2 organisms, AABBCCDDEE and aabbccddee are mated to produce an F1 that is self fertilized. If the capitol letters are dominant, independantly assorting alleles:
A) how many different genotypes will occur in the F2?
B)what portion of the F2 genotypes will be recessive for all five loci?
check my thinking.
Parent one is homozygous in dominant, and parent two is homozygous in recessive. Therefore F1 cannot be anything but heterozygous.( AaBbCcDdEe), one genotype.
Now in F2, each parent will contribute either dominant or recessive, so there are three types in each gene locus (for instance AA, Aa, or aa. Given this there must be a total of 15 types (3types per locus, 5 loci). What portion is recessive for all five? recessive (ie, aa) in each loci is a 1/4 probability, so ...(1/4)^5 seems to be the probability it occurs at 5 loci. Check my thinking, population genetics is not my area of expertise.
To determine the number of different genotypes that will occur in the F2 generation, we need to consider the independent assortment of alleles at five different loci.
A) Number of Different Genotypes in the F2 Generation:
For each locus, there are two possible alleles due to the presence of both homozygous dominant (AA) and heterozygous (Aa) genotypes. Since there are five independent loci, we can multiply the number of possible genotypes at each locus together to find the total number of different genotypes in the F2 generation.
In this case, both organisms have identical genotypes AABBCCDDEE and aabbccddee, respectively.
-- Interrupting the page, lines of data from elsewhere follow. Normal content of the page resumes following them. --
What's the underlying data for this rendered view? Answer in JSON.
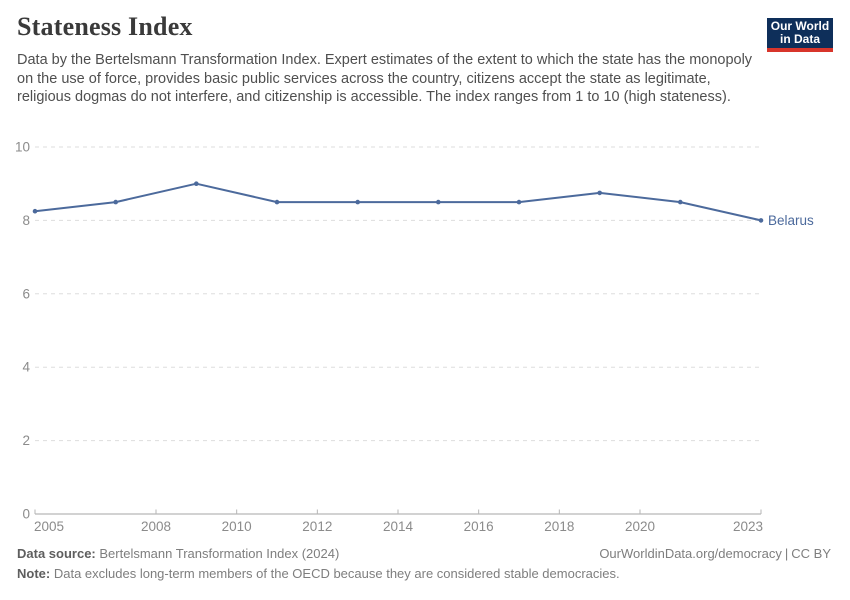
{
  "header": {
    "title": "Stateness Index",
    "subtitle": "Data by the Bertelsmann Transformation Index. Expert estimates of the extent to which the state has the monopoly on the use of force, provides basic public services across the country, citizens accept the state as legitimate, religious dogmas do not interfere, and citizenship is accessible. The index ranges from 1 to 10 (high stateness).",
    "logo": {
      "line1": "Our World",
      "line2": "in Data"
    }
  },
  "chart_data": {
    "type": "line",
    "title": "Stateness Index",
    "xlabel": "",
    "ylabel": "",
    "x": [
      2005,
      2007,
      2009,
      2011,
      2013,
      2015,
      2017,
      2019,
      2021,
      2023
    ],
    "series": [
      {
        "name": "Belarus",
        "color": "#4c6a9c",
        "values": [
          8.25,
          8.5,
          9.0,
          8.5,
          8.5,
          8.5,
          8.5,
          8.75,
          8.5,
          8.0
        ]
      }
    ],
    "xticks": [
      2005,
      2008,
      2010,
      2012,
      2014,
      2016,
      2018,
      2020,
      2023
    ],
    "yticks": [
      0,
      2,
      4,
      6,
      8,
      10
    ],
    "xlim": [
      2005,
      2023
    ],
    "ylim": [
      0,
      10
    ],
    "grid": "horizontal-dashed",
    "legend": "inline-end-label"
  },
  "footer": {
    "source_label": "Data source:",
    "source_text": "Bertelsmann Transformation Index (2024)",
    "rights_link": "OurWorldinData.org/democracy",
    "rights_separator": "|",
    "rights_license": "CC BY",
    "note_label": "Note:",
    "note_text": "Data excludes long-term members of the OECD because they are considered stable democracies."
  },
  "colors": {
    "series_blue": "#4c6a9c",
    "grid": "#dddddd",
    "axis": "#a5a5a5",
    "tick": "#b5b5b5",
    "tick_text": "#8b8b8b",
    "logo_bg": "#0e2f5a",
    "logo_red": "#d8352b"
  }
}
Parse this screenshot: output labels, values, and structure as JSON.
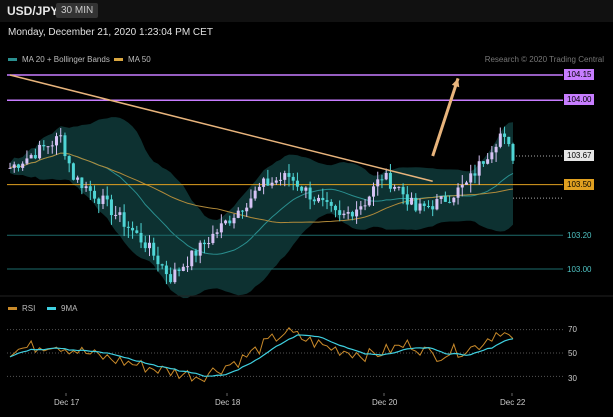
{
  "header": {
    "symbol": "USD/JPY",
    "interval": "30 MIN"
  },
  "datetime": "Monday, December 21, 2020 1:23:04 PM CET",
  "legend": {
    "bb": "MA 20 + Bollinger Bands",
    "ma50": "MA 50"
  },
  "credit": "Research © 2020 Trading Central",
  "rsi_legend": {
    "rsi": "RSI",
    "ma9": "9MA"
  },
  "colors": {
    "bullish": "#d6c3f5",
    "bearish": "#4fd5d5",
    "resistance": "#c77dff",
    "pivot": "#e0a020",
    "support": "#1d6b6b",
    "trend": "#e8b47c"
  },
  "price_labels": {
    "r2": "104.15",
    "r1": "104.00",
    "last": "103.67",
    "pivot": "103.50",
    "s1": "103.20",
    "s2": "103.00"
  },
  "rsi_labels": {
    "l70": "70",
    "l50": "50",
    "l30": "30"
  },
  "chart_data": {
    "type": "candlestick",
    "x_labels": [
      "Dec 17",
      "Dec 18",
      "Dec 20",
      "Dec 22"
    ],
    "y_range": [
      102.9,
      104.25
    ],
    "levels": {
      "resistance": [
        104.15,
        104.0
      ],
      "pivot": 103.5,
      "support": [
        103.2,
        103.0
      ],
      "last": 103.67
    },
    "trendline": [
      [
        0,
        104.15
      ],
      [
        100,
        103.52
      ]
    ],
    "target_arrow": [
      [
        100,
        103.67
      ],
      [
        106,
        104.13
      ]
    ],
    "anchors": [
      [
        0,
        103.6
      ],
      [
        8,
        103.72
      ],
      [
        12,
        103.78
      ],
      [
        15,
        103.55
      ],
      [
        22,
        103.4
      ],
      [
        32,
        103.15
      ],
      [
        38,
        102.95
      ],
      [
        44,
        103.1
      ],
      [
        52,
        103.3
      ],
      [
        60,
        103.5
      ],
      [
        66,
        103.55
      ],
      [
        72,
        103.42
      ],
      [
        78,
        103.3
      ],
      [
        84,
        103.4
      ],
      [
        88,
        103.55
      ],
      [
        92,
        103.48
      ],
      [
        96,
        103.35
      ],
      [
        102,
        103.4
      ],
      [
        108,
        103.5
      ],
      [
        116,
        103.8
      ],
      [
        119,
        103.67
      ]
    ],
    "rsi_range": [
      20,
      80
    ],
    "rsi_anchors": [
      [
        0,
        52
      ],
      [
        10,
        58
      ],
      [
        20,
        48
      ],
      [
        35,
        36
      ],
      [
        45,
        30
      ],
      [
        55,
        45
      ],
      [
        65,
        68
      ],
      [
        75,
        55
      ],
      [
        85,
        48
      ],
      [
        95,
        58
      ],
      [
        100,
        48
      ],
      [
        110,
        55
      ],
      [
        116,
        70
      ],
      [
        119,
        60
      ]
    ]
  }
}
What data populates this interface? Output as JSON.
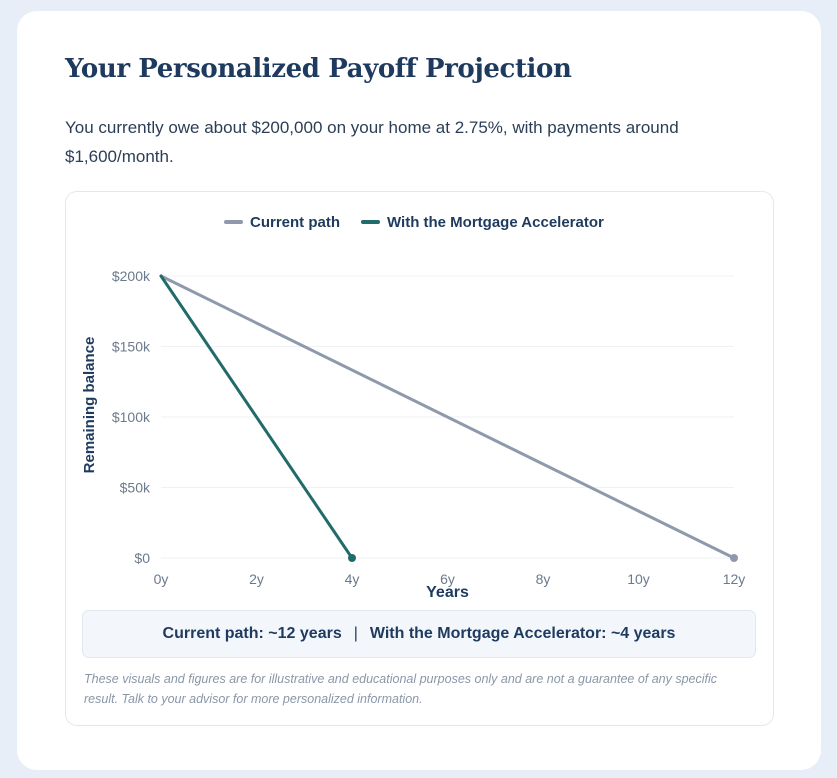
{
  "header": {
    "title": "Your Personalized Payoff Projection",
    "intro": "You currently owe about $200,000 on your home at 2.75%, with payments around $1,600/month."
  },
  "chart_data": {
    "type": "line",
    "xlabel": "Years",
    "ylabel": "Remaining balance",
    "xlim": [
      0,
      12
    ],
    "ylim": [
      0,
      200000
    ],
    "x_ticks": [
      0,
      2,
      4,
      6,
      8,
      10,
      12
    ],
    "x_tick_labels": [
      "0y",
      "2y",
      "4y",
      "6y",
      "8y",
      "10y",
      "12y"
    ],
    "y_ticks": [
      0,
      50000,
      100000,
      150000,
      200000
    ],
    "y_tick_labels": [
      "$0",
      "$50k",
      "$100k",
      "$150k",
      "$200k"
    ],
    "grid": "horizontal",
    "legend": "top-center",
    "series": [
      {
        "name": "Current path",
        "color": "#8e9aab",
        "points": [
          [
            0,
            200000
          ],
          [
            12,
            0
          ]
        ]
      },
      {
        "name": "With the Mortgage Accelerator",
        "color": "#226b6b",
        "points": [
          [
            0,
            200000
          ],
          [
            4,
            0
          ]
        ]
      }
    ]
  },
  "summary": {
    "current": "Current path: ~12 years",
    "separator": "|",
    "accelerator": "With the Mortgage Accelerator: ~4 years"
  },
  "disclaimer": "These visuals and figures are for illustrative and educational purposes only and are not a guarantee of any specific result. Talk to your advisor for more personalized information."
}
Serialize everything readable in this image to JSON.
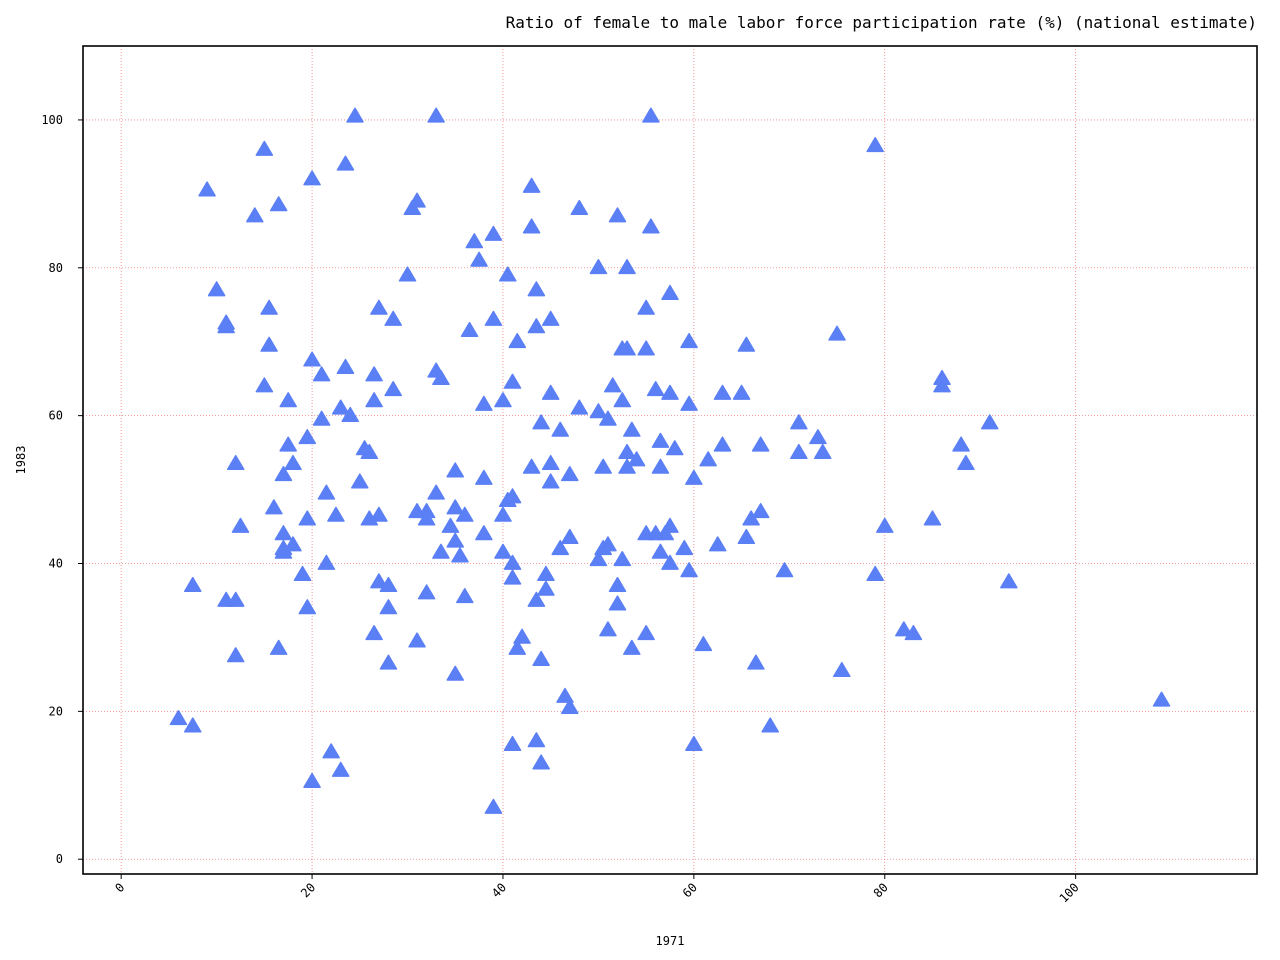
{
  "chart_data": {
    "type": "scatter",
    "title": "Ratio of female to male labor force participation rate (%) (national estimate)",
    "xlabel": "1971",
    "ylabel": "1983",
    "xlim": [
      -4,
      119
    ],
    "ylim": [
      -2,
      110
    ],
    "xticks": [
      0,
      20,
      40,
      60,
      80,
      100
    ],
    "yticks": [
      0,
      20,
      40,
      60,
      80,
      100
    ],
    "grid": true,
    "marker": "triangle-up",
    "color": "#5b7ff5",
    "points": [
      [
        6,
        19
      ],
      [
        7.5,
        18
      ],
      [
        7.5,
        37
      ],
      [
        9,
        90.5
      ],
      [
        10,
        77
      ],
      [
        11,
        72
      ],
      [
        11,
        72.5
      ],
      [
        11,
        35
      ],
      [
        12,
        35
      ],
      [
        12,
        53.5
      ],
      [
        12,
        27.5
      ],
      [
        12.5,
        45
      ],
      [
        14,
        87
      ],
      [
        15,
        96
      ],
      [
        15,
        64
      ],
      [
        15.5,
        74.5
      ],
      [
        15.5,
        69.5
      ],
      [
        16,
        47.5
      ],
      [
        16.5,
        88.5
      ],
      [
        16.5,
        28.5
      ],
      [
        17,
        52
      ],
      [
        17,
        44
      ],
      [
        17,
        42
      ],
      [
        17,
        41.5
      ],
      [
        17.5,
        56
      ],
      [
        17.5,
        62
      ],
      [
        18,
        53.5
      ],
      [
        18,
        42.5
      ],
      [
        19,
        38.5
      ],
      [
        19.5,
        34
      ],
      [
        19.5,
        57
      ],
      [
        19.5,
        46
      ],
      [
        20,
        92
      ],
      [
        20,
        67.5
      ],
      [
        20,
        10.5
      ],
      [
        21,
        59.5
      ],
      [
        21,
        65.5
      ],
      [
        21.5,
        40
      ],
      [
        21.5,
        49.5
      ],
      [
        22,
        14.5
      ],
      [
        22.5,
        46.5
      ],
      [
        23,
        61
      ],
      [
        23,
        12
      ],
      [
        23.5,
        66.5
      ],
      [
        23.5,
        94
      ],
      [
        24,
        60
      ],
      [
        24.5,
        100.5
      ],
      [
        25,
        51
      ],
      [
        25.5,
        55.5
      ],
      [
        26,
        55
      ],
      [
        26,
        46
      ],
      [
        26.5,
        62
      ],
      [
        26.5,
        65.5
      ],
      [
        27,
        46.5
      ],
      [
        26.5,
        30.5
      ],
      [
        27,
        37.5
      ],
      [
        27,
        74.5
      ],
      [
        28,
        26.5
      ],
      [
        28,
        34
      ],
      [
        28,
        37
      ],
      [
        28.5,
        63.5
      ],
      [
        28.5,
        73
      ],
      [
        30,
        79
      ],
      [
        30.5,
        88
      ],
      [
        31,
        47
      ],
      [
        31,
        89
      ],
      [
        31,
        29.5
      ],
      [
        32,
        36
      ],
      [
        32,
        47
      ],
      [
        32,
        46
      ],
      [
        33,
        49.5
      ],
      [
        33,
        100.5
      ],
      [
        33,
        66
      ],
      [
        33.5,
        65
      ],
      [
        33.5,
        41.5
      ],
      [
        34.5,
        45
      ],
      [
        35,
        52.5
      ],
      [
        35,
        47.5
      ],
      [
        35,
        43
      ],
      [
        35,
        25
      ],
      [
        35.5,
        41
      ],
      [
        36,
        46.5
      ],
      [
        36,
        35.5
      ],
      [
        36.5,
        71.5
      ],
      [
        37,
        83.5
      ],
      [
        37.5,
        81
      ],
      [
        38,
        51.5
      ],
      [
        38,
        44
      ],
      [
        38,
        61.5
      ],
      [
        39,
        84.5
      ],
      [
        39,
        73
      ],
      [
        39,
        7
      ],
      [
        40,
        62
      ],
      [
        40,
        41.5
      ],
      [
        40,
        46.5
      ],
      [
        40.5,
        48.5
      ],
      [
        40.5,
        79
      ],
      [
        41,
        64.5
      ],
      [
        41,
        40
      ],
      [
        41,
        38
      ],
      [
        41,
        49
      ],
      [
        41,
        15.5
      ],
      [
        41.5,
        28.5
      ],
      [
        41.5,
        70
      ],
      [
        42,
        30
      ],
      [
        43,
        53
      ],
      [
        43,
        85.5
      ],
      [
        43,
        91
      ],
      [
        43.5,
        77
      ],
      [
        43.5,
        72
      ],
      [
        43.5,
        35
      ],
      [
        43.5,
        16
      ],
      [
        44,
        27
      ],
      [
        44,
        13
      ],
      [
        44,
        59
      ],
      [
        44.5,
        36.5
      ],
      [
        44.5,
        38.5
      ],
      [
        45,
        63
      ],
      [
        45,
        51
      ],
      [
        45,
        53.5
      ],
      [
        45,
        73
      ],
      [
        46,
        42
      ],
      [
        46,
        58
      ],
      [
        46.5,
        22
      ],
      [
        47,
        20.5
      ],
      [
        47,
        43.5
      ],
      [
        47,
        52
      ],
      [
        48,
        61
      ],
      [
        48,
        88
      ],
      [
        50,
        80
      ],
      [
        50,
        60.5
      ],
      [
        50,
        40.5
      ],
      [
        50.5,
        42
      ],
      [
        50.5,
        53
      ],
      [
        51,
        31
      ],
      [
        51,
        59.5
      ],
      [
        51,
        42.5
      ],
      [
        51.5,
        64
      ],
      [
        52,
        87
      ],
      [
        52,
        37
      ],
      [
        52,
        34.5
      ],
      [
        52.5,
        69
      ],
      [
        52.5,
        62
      ],
      [
        52.5,
        40.5
      ],
      [
        53,
        80
      ],
      [
        53,
        53
      ],
      [
        53,
        55
      ],
      [
        53,
        69
      ],
      [
        53.5,
        58
      ],
      [
        53.5,
        28.5
      ],
      [
        54,
        54
      ],
      [
        55,
        74.5
      ],
      [
        55,
        69
      ],
      [
        55,
        44
      ],
      [
        55,
        30.5
      ],
      [
        55.5,
        100.5
      ],
      [
        55.5,
        85.5
      ],
      [
        56,
        44
      ],
      [
        56,
        63.5
      ],
      [
        56.5,
        56.5
      ],
      [
        56.5,
        41.5
      ],
      [
        56.5,
        53
      ],
      [
        57,
        44
      ],
      [
        57.5,
        76.5
      ],
      [
        57.5,
        63
      ],
      [
        57.5,
        40
      ],
      [
        57.5,
        45
      ],
      [
        58,
        55.5
      ],
      [
        59,
        42
      ],
      [
        59.5,
        70
      ],
      [
        59.5,
        61.5
      ],
      [
        59.5,
        39
      ],
      [
        60,
        15.5
      ],
      [
        60,
        51.5
      ],
      [
        61,
        29
      ],
      [
        61.5,
        54
      ],
      [
        62.5,
        42.5
      ],
      [
        63,
        63
      ],
      [
        63,
        56
      ],
      [
        65,
        63
      ],
      [
        65.5,
        69.5
      ],
      [
        65.5,
        43.5
      ],
      [
        66,
        46
      ],
      [
        66.5,
        26.5
      ],
      [
        67,
        47
      ],
      [
        67,
        56
      ],
      [
        68,
        18
      ],
      [
        69.5,
        39
      ],
      [
        71,
        59
      ],
      [
        71,
        55
      ],
      [
        73,
        57
      ],
      [
        73.5,
        55
      ],
      [
        75,
        71
      ],
      [
        75.5,
        25.5
      ],
      [
        79,
        38.5
      ],
      [
        79,
        96.5
      ],
      [
        80,
        45
      ],
      [
        82,
        31
      ],
      [
        83,
        30.5
      ],
      [
        85,
        46
      ],
      [
        86,
        65
      ],
      [
        86,
        64
      ],
      [
        88,
        56
      ],
      [
        88.5,
        53.5
      ],
      [
        91,
        59
      ],
      [
        93,
        37.5
      ],
      [
        109,
        21.5
      ]
    ]
  }
}
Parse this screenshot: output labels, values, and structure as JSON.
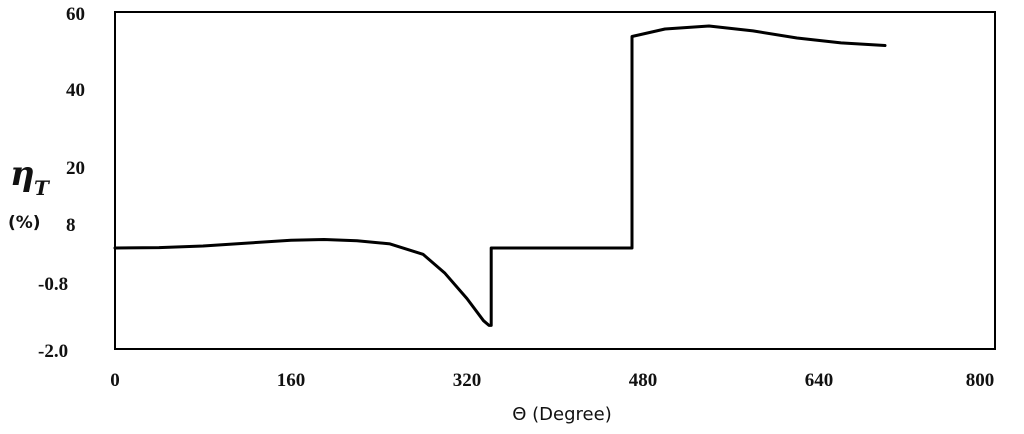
{
  "chart_data": {
    "type": "line",
    "xlabel": "Θ (Degree)",
    "ylabel": {
      "symbol": "η",
      "subscript": "T",
      "unit": "(%)"
    },
    "x_ticks": [
      "0",
      "160",
      "320",
      "480",
      "640",
      "800"
    ],
    "y_ticks": [
      "60",
      "40",
      "20",
      "8",
      "-0.8",
      "-2.0"
    ],
    "xlim": [
      0,
      800
    ],
    "grid": false,
    "legend": "none",
    "series": [
      {
        "color": "#000000",
        "points": [
          {
            "x": 0,
            "y": 0.0
          },
          {
            "x": 40,
            "y": 0.1
          },
          {
            "x": 80,
            "y": 0.5
          },
          {
            "x": 120,
            "y": 1.2
          },
          {
            "x": 160,
            "y": 1.9
          },
          {
            "x": 190,
            "y": 2.1
          },
          {
            "x": 220,
            "y": 1.8
          },
          {
            "x": 250,
            "y": 1.0
          },
          {
            "x": 280,
            "y": -0.4
          },
          {
            "x": 300,
            "y": -1.6
          },
          {
            "x": 320,
            "y": -3.2
          },
          {
            "x": 335,
            "y": -4.6
          },
          {
            "x": 340,
            "y": -4.9
          },
          {
            "x": 342,
            "y": -4.9
          },
          {
            "x": 342,
            "y": 0.0
          },
          {
            "x": 470,
            "y": 0.0
          },
          {
            "x": 470,
            "y": 54.0
          },
          {
            "x": 500,
            "y": 56.0
          },
          {
            "x": 540,
            "y": 56.8
          },
          {
            "x": 580,
            "y": 55.5
          },
          {
            "x": 620,
            "y": 53.6
          },
          {
            "x": 660,
            "y": 52.3
          },
          {
            "x": 700,
            "y": 51.6
          }
        ]
      }
    ]
  }
}
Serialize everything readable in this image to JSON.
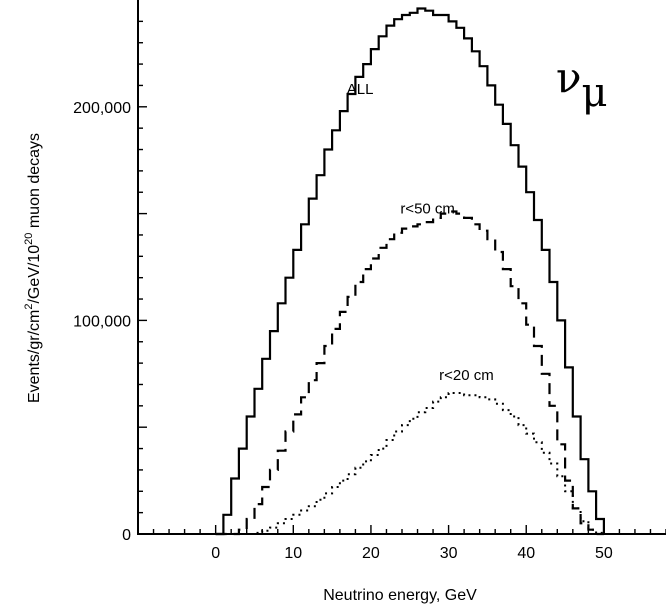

When they are mated, all the dominant alleles (capital letters) will be expressed in the F1 generation since they are dominant to the recessive alleles (lowercase letters). So, the genotype of the F1 generation will be AaBbCcDdEe.
In the F2 generation, the F1 organisms will self-fertilize. To determine the number of different genotypes, we can use the Punnett square method. Since the F1 generation is heterozygous (AaBbCcDdEe) for all five loci, we need to consider the combinations of these alleles.
For each locus, there are four possible outcomes: homozygous dominant (AA), heterozygous (Aa), heterozygous (Aa), and homozygous recessive (aa). Since there are five loci, we can multiply the number of possible outcomes at each locus together to find the total number of different genotypes in the F2 generation.
Possible outcomes at each locus: 4 (AA, Aa, Aa, aa)
Total number of genotypes in the F2 generation: 4^5 = 1024
Therefore, there will be 1024 different genotypes in the F2 generation.
B) Portion of F2 Genotypes that are Recessive for all Five Loci:
To calculate the portion of F2 genotypes that will be recessive for all five loci, we need to determine the probability of having a recessive genotype at each locus (aa) and multiply those probabilities together.
Since each locus has two possible alleles (A, a), and the probability of having a recessive genotype (aa) is 1/4, the probability of having a recessive phenotype at each locus is 1/4.
Since there are five independent loci, we can multiply the probability of having a recessive phenotype at each locus together to find the portion of F2 genotypes that will be recessive for all five loci:
Probability of recessive genotype at each locus: 1/4
Portion of F2 genotypes that are recessive for all five loci: (1/4)^5 = 1/1024
Therefore, only 1 out of 1024 genotypes in the F2 generation will be recessive for all five loci.